John O’Donohue published his book on Celtic spirituality, Anam Cara: Spiritual Wisdom from the Celtic World, in 1997. It became a bestseller initially just by word-of-mouth, and is best known for popularising Celtic spirituality.
He was born and grew up in Caherbeanna, near Blackhead, County Clare, in the Connemara area, in the remote west of Ireland, which allowed him the time for meditation and solitude. He was a native Irish speaker.
He studied English, Philosophy, and Theology, and was ordained as Catholic priest on 6 June 1979. Continuing his studies in 1986 in Germany, he completed his PhD in philosophical theology with a thesis on the German philosopher Georg Wilhelm Friedrich Hegel.
He studied Meister Eckhart (13th century mystic) who believed that “nothing resembles God like silence”. A quote from O’Donolue says;
“When you acknowledge the integrity of your solitude, and settle into its mystery, your relationships with others take on a new warmth, adventure and wonder.”
In 1990, he returned to Ireland to become a parish priest, but also lectured in philosophy. The hierarchy of the Catholic Church were suspicious of his personal charisma and belief in the ‘mystical flame of faith’. O’Donohue disagreed with the Church’s “manufactured coherence” of faith.
After the success of Anam Cara, he became a much sought-after speaker around the world, especially in America. He spoke at universities, various meetings and rock festivals. He was feted by presidents, pop-stars and Hollywood superstars.

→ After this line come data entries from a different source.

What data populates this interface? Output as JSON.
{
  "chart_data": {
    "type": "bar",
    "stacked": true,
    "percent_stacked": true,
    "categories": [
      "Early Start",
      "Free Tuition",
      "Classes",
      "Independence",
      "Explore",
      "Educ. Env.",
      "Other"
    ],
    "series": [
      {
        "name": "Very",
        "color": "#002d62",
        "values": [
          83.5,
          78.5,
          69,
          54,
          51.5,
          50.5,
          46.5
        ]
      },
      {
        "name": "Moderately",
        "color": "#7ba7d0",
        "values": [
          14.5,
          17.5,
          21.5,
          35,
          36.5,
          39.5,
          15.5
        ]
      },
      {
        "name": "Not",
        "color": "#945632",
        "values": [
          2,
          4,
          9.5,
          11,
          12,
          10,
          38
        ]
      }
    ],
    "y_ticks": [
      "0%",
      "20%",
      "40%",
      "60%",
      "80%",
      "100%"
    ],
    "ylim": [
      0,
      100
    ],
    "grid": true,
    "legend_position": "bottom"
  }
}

O’Donohue left the priesthood in 2000, and continued teaching his spiritual philosophy at lectures and in his writings and poetry.
He became increasingly involved in environmental activism and supported the Burren Action Group, which successfully worked to preserve the landscape of The Burren (a karst landscape) and the area of Mullaghmore in Co Clare. The group opposed government plans to develop the area.
John O’Donohue died in his sleep on 4 January 2008 while on holiday near Avignon, France. Many of his poems are used for funeral readings, which offer a way for people to express their feelings, whatever their faith.